潮の流れが感じられたり、透明度が悪いときは海底を這うように、いわゆる匍匐(ほふく)前進で行ったほうがナビゲーションがしやすくなります。、海底の砂や泥を舞い上がらせないように気づかうことが大切です。

 

【再び目標物に近づくには】

 最近は、ほとんどのダイビング地では、丁寧に方位まで記入した水中マップを配布してくれます。またダイビングポイントによっては、海底にガイドロープを敷設しているところもあります。これらに従っていれば、迷うことなく目標に近づき帰って来られます。

 しかし、こういう環境でないところでダイビングして、どうしても再び訪れたい目標ができたとします。この場合は、ピンポイントで当てなければなりません。こういうときは、いったん浮上して山立てをする、といわれますが、実際は至難の技です。流れがあれば水面に出たところの真下が目標という保証はありません。探検的潜水では、フロートなどを設置しますが一般的なダイビングでは現実的ではありません。

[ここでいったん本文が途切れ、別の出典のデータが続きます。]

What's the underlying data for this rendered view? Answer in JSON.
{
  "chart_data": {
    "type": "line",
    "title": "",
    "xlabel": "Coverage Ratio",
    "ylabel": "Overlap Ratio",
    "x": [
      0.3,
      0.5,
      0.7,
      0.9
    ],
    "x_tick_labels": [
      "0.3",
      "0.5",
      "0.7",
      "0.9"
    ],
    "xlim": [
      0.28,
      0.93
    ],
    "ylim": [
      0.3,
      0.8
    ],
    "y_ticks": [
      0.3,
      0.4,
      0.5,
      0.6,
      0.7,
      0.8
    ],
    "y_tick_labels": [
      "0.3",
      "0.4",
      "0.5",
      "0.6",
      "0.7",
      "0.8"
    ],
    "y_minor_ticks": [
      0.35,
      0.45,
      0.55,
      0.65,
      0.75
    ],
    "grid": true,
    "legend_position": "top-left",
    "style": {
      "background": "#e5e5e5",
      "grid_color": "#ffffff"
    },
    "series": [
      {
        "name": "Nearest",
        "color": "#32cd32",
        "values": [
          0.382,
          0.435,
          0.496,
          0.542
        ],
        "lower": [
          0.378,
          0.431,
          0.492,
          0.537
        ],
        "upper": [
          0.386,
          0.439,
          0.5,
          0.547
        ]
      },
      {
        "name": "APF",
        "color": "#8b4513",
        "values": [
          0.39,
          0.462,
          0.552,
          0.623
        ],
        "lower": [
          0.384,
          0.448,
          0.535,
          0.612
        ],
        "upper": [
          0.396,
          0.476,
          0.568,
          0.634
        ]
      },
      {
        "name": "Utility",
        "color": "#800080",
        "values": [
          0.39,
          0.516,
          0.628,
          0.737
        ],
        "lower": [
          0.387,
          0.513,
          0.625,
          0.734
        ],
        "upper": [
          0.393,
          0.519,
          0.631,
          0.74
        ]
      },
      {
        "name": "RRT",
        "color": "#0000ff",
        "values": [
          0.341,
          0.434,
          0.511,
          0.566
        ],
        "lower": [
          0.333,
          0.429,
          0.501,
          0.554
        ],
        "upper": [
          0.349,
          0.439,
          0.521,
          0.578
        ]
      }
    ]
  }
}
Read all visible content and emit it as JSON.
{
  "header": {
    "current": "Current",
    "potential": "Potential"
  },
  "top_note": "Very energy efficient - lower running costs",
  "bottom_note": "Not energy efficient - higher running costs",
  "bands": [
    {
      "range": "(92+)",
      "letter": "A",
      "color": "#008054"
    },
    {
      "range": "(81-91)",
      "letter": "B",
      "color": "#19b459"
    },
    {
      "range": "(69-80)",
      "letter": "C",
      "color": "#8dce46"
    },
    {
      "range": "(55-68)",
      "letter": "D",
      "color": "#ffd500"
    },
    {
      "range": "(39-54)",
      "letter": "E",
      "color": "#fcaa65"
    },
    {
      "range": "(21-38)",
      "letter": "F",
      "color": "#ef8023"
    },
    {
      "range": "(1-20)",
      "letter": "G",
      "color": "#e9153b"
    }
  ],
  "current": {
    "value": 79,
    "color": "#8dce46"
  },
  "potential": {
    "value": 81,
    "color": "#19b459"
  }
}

 この場合は、発見した目標物を基点にして戻り、第二基点はエントシー地点からわかりやすいところへおきます。コンパスで、目標物と第二基点の方位をおさえておけば失敗は少ないです。このとき欲張って基点をたくさん作ると、失敗することも多くなります。

 

【ガイドさんにお願いする】

 水中ナビゲーションは難しいものです。同じポイントに何度も潜っていても迷うことがあります。自信のない人や確実に訪れたいポイントがある人は、そのポイントに精通しているガイドさんにお願いするのが一番です。